Strauss-Kahn, wife to file privacy suit: lawyers
Former IMF chief Dominique Strauss-Kahn and his wife Anne Sinclair are to lodge a formal complaint for alleged invasion of privacy following French media reports about them, their lawyers said Monday.
In a statement, Henri Leclerc and Frederique Baulieu slammed "articles showing the most detestable voyeurism about the alleged intentions or frames of mind of Anne Sinclair or of Dominique Strauss-Kahn."
They said there was no public interest to justify a series of leaks, including from a judicial investigation into an alleged prostitution ring linked to Strauss-Kahn and reports that the couple's relationship was in trouble.

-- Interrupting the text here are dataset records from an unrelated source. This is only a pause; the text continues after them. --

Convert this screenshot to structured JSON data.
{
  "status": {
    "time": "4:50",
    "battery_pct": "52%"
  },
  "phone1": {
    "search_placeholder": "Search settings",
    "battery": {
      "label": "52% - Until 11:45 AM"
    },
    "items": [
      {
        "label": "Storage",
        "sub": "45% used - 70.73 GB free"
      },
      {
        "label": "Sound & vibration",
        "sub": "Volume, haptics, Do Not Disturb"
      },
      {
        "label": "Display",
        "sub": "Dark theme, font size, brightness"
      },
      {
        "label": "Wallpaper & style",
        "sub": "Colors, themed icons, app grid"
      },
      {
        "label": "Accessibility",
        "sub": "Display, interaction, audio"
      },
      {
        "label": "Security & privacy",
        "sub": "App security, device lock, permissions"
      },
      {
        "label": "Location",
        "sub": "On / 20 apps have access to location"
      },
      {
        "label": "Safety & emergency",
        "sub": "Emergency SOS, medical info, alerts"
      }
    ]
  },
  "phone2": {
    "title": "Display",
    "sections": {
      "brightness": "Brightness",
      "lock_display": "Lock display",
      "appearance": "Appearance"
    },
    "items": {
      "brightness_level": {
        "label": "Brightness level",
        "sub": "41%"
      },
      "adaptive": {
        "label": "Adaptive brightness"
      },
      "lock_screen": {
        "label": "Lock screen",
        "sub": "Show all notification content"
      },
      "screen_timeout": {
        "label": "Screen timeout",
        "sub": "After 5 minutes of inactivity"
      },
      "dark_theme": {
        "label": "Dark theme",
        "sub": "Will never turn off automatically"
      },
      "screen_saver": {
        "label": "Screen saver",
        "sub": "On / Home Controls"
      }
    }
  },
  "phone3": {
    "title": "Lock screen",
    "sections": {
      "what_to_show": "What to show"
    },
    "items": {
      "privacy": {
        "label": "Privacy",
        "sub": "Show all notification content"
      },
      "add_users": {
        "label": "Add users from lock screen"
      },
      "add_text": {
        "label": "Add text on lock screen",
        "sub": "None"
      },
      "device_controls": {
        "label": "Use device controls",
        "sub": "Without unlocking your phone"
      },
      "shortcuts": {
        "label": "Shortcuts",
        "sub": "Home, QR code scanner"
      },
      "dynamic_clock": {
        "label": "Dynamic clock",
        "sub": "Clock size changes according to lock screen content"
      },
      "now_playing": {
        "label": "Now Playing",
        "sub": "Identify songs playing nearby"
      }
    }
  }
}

French and international media have been closely following one-time French presidential hopeful Strauss-Kahn since he returned to Paris after he was in May accused of attempting to rape a hotel chambermaid in New York.
Strauss-Kahn on Friday demanded that he be questioned by judges investigating the alleged prostitution ring in northern France, claiming he was the victim of a "media lynching".
"Neither judicial nor media necessities authorise anyone not to respect the confidentiality of a judicial investigation, the presumption of innocence and various aspects of private life," the lawyers said Monday.
They accused the media of "fantasising in particular about the alleged intentions or frames of mind of Anne Sinclair or of Dominique Strauss-Kahn under the hypothetical cover of statements by third parties courageously hiding behind anonymity."
"Anne Sinclair and Dominique Strauss-Kahn have given us the most firm instructions to go to court over these excesses," the lawyers said.
"We are already looking at what to do about certain articles showing the most detestable voyeurism and bringing no legitimate news to the general public," the statement said.
The couple will be represented by media lawyer Richard Malka.